Still, the Federal Reserve under Chair Jerome Powell foresees inflation eventually easing after supply shortages are resolved. Bond investors appear to agree. The yield on the benchmark 10-year Treasury note, which generally reflects the outlook for inflation, has declined in recent weeks in a sign that investors remain more concerned about the prospect of an economic slowdown than about surging inflation.

Until the pandemic flattened the economy in March 2020 and shrank the supply of both new and used vehicles, average wholesale used vehicle prices paid by dealers rose only a little every year. Average prices briefly fell in April last year, only to soar over 60% to a peak in May this year, according to data kept by Manheim, a group of auction houses where dealers buy vehicles.

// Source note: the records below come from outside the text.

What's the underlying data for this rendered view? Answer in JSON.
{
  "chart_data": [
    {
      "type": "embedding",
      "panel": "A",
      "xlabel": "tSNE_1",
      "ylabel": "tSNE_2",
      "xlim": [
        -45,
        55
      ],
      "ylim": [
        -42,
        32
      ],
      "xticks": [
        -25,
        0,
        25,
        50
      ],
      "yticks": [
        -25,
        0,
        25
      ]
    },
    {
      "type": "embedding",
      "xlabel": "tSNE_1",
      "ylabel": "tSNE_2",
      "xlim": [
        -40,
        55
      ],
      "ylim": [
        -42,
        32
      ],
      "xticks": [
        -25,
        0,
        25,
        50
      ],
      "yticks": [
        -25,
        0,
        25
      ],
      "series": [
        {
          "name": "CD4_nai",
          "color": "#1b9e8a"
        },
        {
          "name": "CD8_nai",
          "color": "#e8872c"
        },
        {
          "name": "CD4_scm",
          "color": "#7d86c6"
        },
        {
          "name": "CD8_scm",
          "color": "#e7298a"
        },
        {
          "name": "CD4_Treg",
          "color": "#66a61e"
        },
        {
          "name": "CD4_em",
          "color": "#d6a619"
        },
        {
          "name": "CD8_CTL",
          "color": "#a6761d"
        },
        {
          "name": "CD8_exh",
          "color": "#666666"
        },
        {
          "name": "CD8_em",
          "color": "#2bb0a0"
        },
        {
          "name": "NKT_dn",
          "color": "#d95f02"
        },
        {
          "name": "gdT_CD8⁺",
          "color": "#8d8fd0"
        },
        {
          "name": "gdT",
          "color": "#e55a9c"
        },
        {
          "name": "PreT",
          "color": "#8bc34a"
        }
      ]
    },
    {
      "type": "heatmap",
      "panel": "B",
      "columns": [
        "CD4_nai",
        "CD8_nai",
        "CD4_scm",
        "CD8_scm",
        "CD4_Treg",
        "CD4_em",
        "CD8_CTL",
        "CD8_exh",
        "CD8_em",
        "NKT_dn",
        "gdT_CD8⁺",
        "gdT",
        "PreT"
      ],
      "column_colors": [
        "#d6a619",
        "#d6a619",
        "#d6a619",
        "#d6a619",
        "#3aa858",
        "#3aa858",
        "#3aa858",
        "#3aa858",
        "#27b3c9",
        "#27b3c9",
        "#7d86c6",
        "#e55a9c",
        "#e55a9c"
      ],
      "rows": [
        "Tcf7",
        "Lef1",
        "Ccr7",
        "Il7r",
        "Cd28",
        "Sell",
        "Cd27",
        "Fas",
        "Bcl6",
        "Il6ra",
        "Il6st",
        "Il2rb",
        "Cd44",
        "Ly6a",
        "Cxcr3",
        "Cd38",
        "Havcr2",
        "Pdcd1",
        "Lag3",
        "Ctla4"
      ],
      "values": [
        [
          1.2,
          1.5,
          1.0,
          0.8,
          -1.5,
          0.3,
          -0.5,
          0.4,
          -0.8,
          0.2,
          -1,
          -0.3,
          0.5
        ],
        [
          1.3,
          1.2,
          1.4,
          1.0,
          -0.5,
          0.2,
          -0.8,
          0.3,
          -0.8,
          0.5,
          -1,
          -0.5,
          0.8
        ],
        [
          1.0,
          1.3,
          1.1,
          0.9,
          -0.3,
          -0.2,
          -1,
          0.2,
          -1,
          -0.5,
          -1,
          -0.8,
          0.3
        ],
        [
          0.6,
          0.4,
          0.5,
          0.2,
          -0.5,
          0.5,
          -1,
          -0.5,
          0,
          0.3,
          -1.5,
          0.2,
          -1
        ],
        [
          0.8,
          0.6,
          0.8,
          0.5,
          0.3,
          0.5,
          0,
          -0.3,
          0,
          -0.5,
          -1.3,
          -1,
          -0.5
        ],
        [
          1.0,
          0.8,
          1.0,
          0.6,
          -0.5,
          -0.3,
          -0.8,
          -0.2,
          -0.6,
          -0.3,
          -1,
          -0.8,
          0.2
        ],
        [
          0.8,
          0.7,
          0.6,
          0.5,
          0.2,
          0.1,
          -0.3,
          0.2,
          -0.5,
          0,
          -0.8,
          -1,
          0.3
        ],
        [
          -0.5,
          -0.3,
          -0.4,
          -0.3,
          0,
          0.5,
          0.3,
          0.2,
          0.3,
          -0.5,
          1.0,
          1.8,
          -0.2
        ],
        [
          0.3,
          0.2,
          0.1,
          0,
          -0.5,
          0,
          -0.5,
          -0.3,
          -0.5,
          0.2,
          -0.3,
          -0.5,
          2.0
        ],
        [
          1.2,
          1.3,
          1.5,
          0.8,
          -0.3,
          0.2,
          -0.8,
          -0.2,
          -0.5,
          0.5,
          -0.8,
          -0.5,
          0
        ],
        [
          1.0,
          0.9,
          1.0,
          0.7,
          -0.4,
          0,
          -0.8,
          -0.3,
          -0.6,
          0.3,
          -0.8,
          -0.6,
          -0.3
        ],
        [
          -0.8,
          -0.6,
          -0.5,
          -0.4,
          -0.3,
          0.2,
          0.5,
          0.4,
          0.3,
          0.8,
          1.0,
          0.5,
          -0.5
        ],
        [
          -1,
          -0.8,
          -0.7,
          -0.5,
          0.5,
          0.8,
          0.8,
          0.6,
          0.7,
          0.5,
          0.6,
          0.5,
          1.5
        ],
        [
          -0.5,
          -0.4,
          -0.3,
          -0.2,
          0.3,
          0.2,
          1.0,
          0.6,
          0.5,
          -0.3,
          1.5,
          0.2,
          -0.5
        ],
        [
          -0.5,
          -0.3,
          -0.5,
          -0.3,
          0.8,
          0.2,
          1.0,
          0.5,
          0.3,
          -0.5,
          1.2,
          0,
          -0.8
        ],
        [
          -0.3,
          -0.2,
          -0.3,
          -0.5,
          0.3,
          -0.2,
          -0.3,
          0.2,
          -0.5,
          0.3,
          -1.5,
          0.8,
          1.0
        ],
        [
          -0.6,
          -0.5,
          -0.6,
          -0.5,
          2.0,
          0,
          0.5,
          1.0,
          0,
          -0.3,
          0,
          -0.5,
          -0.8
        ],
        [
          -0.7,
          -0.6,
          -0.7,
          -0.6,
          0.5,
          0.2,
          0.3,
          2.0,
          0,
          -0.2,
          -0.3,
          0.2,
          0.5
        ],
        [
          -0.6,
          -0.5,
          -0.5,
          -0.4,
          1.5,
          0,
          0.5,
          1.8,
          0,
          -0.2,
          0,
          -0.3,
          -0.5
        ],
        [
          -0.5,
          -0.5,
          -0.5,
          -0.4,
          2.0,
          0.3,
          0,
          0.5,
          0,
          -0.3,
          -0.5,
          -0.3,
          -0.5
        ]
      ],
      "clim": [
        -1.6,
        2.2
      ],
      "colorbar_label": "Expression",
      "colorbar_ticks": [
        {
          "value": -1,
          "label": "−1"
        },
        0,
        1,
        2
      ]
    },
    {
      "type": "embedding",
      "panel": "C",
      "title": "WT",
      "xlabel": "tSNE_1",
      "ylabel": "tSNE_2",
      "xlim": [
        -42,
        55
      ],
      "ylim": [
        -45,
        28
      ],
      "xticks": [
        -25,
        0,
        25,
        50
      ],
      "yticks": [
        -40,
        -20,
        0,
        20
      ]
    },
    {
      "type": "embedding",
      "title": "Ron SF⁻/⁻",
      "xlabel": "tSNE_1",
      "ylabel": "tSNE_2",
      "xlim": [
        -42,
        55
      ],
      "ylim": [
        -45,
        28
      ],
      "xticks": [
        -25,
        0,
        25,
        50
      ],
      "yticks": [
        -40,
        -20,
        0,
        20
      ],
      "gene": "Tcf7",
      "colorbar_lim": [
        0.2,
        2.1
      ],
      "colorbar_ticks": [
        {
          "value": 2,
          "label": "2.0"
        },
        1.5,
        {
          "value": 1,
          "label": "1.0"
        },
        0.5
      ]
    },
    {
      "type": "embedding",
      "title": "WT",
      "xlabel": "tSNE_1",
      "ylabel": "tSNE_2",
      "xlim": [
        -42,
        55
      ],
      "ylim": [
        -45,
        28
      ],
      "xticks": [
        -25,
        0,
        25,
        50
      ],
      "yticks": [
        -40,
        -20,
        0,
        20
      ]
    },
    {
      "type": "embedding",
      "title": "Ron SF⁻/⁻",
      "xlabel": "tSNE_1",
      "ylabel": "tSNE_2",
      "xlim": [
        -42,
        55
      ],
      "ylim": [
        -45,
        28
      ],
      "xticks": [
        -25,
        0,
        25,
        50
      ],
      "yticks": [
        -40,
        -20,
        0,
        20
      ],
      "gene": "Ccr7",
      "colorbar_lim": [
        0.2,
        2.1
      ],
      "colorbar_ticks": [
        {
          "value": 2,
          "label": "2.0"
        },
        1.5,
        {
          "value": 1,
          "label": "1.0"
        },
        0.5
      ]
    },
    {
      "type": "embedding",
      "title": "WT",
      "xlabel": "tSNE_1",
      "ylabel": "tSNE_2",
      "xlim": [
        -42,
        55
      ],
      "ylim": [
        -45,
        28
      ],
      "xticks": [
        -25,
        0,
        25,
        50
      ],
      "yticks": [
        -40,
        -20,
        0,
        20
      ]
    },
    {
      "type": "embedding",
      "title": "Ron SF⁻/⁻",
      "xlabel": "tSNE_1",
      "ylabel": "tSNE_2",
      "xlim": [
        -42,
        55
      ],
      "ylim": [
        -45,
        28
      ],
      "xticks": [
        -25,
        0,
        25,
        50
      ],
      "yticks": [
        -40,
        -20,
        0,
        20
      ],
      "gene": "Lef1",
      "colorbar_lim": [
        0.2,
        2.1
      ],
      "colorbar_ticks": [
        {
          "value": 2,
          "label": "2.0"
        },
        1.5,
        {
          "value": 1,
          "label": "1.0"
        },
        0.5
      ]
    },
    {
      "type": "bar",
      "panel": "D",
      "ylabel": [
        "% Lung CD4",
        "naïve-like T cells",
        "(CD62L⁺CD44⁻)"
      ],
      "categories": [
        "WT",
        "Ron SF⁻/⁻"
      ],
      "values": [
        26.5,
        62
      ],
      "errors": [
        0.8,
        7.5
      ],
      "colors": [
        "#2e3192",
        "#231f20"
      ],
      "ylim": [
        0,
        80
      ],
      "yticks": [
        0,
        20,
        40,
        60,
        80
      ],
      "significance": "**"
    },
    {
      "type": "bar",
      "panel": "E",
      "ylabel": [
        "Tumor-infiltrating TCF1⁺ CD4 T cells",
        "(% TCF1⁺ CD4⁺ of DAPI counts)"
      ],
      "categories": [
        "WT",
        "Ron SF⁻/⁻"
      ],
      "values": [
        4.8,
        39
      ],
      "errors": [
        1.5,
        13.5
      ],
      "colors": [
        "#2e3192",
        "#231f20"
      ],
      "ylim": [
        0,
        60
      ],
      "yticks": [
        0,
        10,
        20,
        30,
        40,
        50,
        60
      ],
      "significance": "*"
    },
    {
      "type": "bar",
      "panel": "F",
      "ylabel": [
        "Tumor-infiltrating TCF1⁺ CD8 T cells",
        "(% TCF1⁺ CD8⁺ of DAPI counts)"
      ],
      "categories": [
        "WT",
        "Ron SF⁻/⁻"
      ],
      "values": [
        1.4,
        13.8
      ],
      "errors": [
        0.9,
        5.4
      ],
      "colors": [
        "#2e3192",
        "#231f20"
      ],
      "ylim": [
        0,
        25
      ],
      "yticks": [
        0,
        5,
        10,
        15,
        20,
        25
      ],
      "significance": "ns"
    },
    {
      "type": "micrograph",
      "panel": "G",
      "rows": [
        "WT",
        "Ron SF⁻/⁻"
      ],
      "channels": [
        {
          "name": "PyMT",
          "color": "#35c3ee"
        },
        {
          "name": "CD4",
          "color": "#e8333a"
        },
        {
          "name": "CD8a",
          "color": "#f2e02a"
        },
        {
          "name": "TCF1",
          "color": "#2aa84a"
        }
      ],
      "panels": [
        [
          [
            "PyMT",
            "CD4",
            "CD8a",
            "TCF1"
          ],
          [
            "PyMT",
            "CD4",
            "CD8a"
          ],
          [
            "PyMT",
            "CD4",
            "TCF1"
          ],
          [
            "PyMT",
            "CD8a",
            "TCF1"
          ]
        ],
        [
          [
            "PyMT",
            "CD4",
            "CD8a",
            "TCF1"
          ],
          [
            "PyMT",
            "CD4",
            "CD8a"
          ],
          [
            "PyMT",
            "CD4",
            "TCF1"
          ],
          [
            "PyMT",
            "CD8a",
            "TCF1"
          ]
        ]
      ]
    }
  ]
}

Any decline, however slight, would represent welcome relief for buyers. In June, the average retail list price of a used vehicle was just short of $25,000, a record. Prices rose so high that some 2-year-old used vehicles were, counter-intuitively, selling for more than the sticker price when they were new.

Low-income buyers have been especially hurt. Anyone who was compelled to buy a used car to commute to work was often limited to vehicles with 100,000 miles or more. Yet the average price of even those vehicles jumped 31% in the past year — to $16,489 — according to Edmunds.com. Buying a car — any car — became out of reach for many.

Some of the price increases were fueled by government stimulus payments that arrived in March, when a qualifying family of four could receive $5,600. Retail prices for used vehicles surged so high that in April, May and June, they accounted for about one-third of the entire increase in the U.S. consumer price index. In June, used prices rose a record 10.5%, helping to drive inflation to 5.4% compared with the same month a year earlier. That was the highest such increase since 2008.

By late June and into July, used-vehicle shoppers had seen enough. Many decided to wait for the craziness to end, and their pullback caused wholesale prices to decline slightly. Dealers feared they had paid too much for vehicles on their lots. Some started cutting prices.